I was interviewed by The Montreal Gazette yesterday in connection with the 12-year sentence handed down to Vincent Lacroix, the former head of Norbourg Asset Management. He was convicted of swindling more than 9,000 investors out of some $115 million over five years. It is one of the stiffest jail terms of its kind in Canada, which has been receiving a lot of criticism in recent years, including on these pages, for its lackluster approach to fighting boardroom crime.

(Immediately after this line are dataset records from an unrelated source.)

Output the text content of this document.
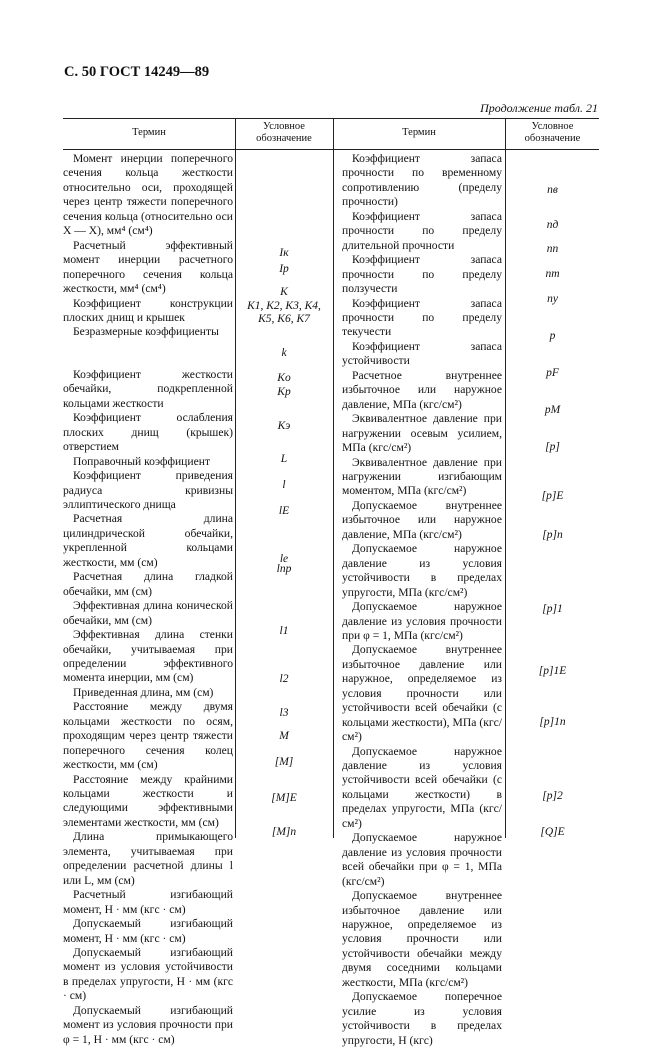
С. 50 ГОСТ 14249—89
Продолжение табл. 21
Термин
Условное обозначение
Термин
Условное обозначение
Момент инерции поперечного сечения кольца жесткости относительно оси, проходящей через центр тяжести поперечного сечения кольца (относительно оси X — X), мм⁴ (см⁴)
Расчетный эффективный момент инерции расчетного поперечного сечения кольца жесткости, мм⁴ (см⁴)
Коэффициент конструкции плоских днищ и крышек
Безразмерные коэффициенты
Коэффициент жесткости обечайки, подкрепленной кольцами жесткости
Коэффициент ослабления плоских днищ (крышек) отверстием
Поправочный коэффициент
Коэффициент приведения радиуса кривизны эллиптического днища
Расчетная длина цилиндрической обечайки, укрепленной кольцами жесткости, мм (см)
Расчетная длина гладкой обечайки, мм (см)
Эффективная длина конической обечайки, мм (см)
Эффективная длина стенки обечайки, учитываемая при определении эффективного момента инерции, мм (см)
Приведенная длина, мм (см)
Расстояние между двумя кольцами жесткости по осям, проходящим через центр тяжести поперечного сечения колец жесткости, мм (см)
Расстояние между крайними кольцами жесткости и следующими эффективными элементами жесткости, мм (см)
Длина примыкающего элемента, учитываемая при определении расчетной длины l или L, мм (см)
Расчетный изгибающий момент, Н · мм (кгс · см)
Допускаемый изгибающий момент, Н · мм (кгс · см)
Допускаемый изгибающий момент из условия устойчивости в пределах упругости, Н · мм (кгс · см)
Допускаемый изгибающий момент из условия прочности при φ = 1, Н · мм (кгс · см)
Коэффициент запаса прочности по временному сопротивлению (пределу прочности)
Коэффициент запаса прочности по пределу длительной прочности
Коэффициент запаса прочности по пределу ползучести
Коэффициент запаса прочности по пределу текучести
Коэффициент запаса устойчивости
Расчетное внутреннее избыточное или наружное давление, МПа (кгс/см²)
Эквивалентное давление при нагружении осевым усилием, МПа (кгс/см²)
Эквивалентное давление при нагружении изгибающим моментом, МПа (кгс/см²)
Допускаемое внутреннее избыточное или наружное давление, МПа (кгс/см²)
Допускаемое наружное давление из условия устойчивости в пределах упругости, МПа (кгс/см²)
Допускаемое наружное давление из условия прочности при φ = 1, МПа (кгс/см²)
Допускаемое внутреннее избыточное давление или наружное, определяемое из условия прочности или устойчивости всей обечайки (с кольцами жесткости), МПа (кгс/см²)
Допускаемое наружное давление из условия устойчивости всей обечайки (с кольцами жесткости) в пределах упругости, МПа (кгс/см²)
Допускаемое наружное давление из условия прочности всей обечайки при φ = 1, МПа (кгс/см²)
Допускаемое внутреннее избыточное давление или наружное, определяемое из условия прочности или устойчивости обечайки между двумя соседними кольцами жесткости, МПа (кгс/см²)
Допускаемое поперечное усилие из условия устойчивости в пределах упругости, Н (кгс)
Iк
Iр
K
K1, K2, K3, K4, K5, K6, K7
k
Kо
Kр
Kэ
L
l
lE
le
lпр
l1
l2
l3
M
[M]
[M]E
[M]п
nв
nд
nп
nт
nу
p
pF
pM
[p]
[p]E
[p]п
[p]1
[p]1E
[p]1п
[p]2
[Q]E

Here’s some of what the story noted in today’s Gazette:
The head of a think-tank dedicated to raising standards of ethics, transparency and accountability in major corporations and public institutions agreed. A sentence of this size might begin the long process of restoring Canada’s reputation when it comes to fighting white-collar crime,” said J. Richard Finlay of the Centre for Corporate & Public Governance. Long jail time tends to get the attention of potential fraudsters,” he said from headquarters in Toronto. “It also gives some confidence to investors that somebody is looking out for them and making sure that the law means something – even when it reaches into the boardroom.
Maybe all of Canada’s white-collar criminals should be tried in Quebec. They’ve gotten off pretty lightly in the rest of Canada. Indeed, David Wilson, head of the Ontario Securities Commission, has boasted that Canada takes a more compassionate approach to dealing with criminal conduct.
Fortunately, Quebec authorities haven’t received this memo yet.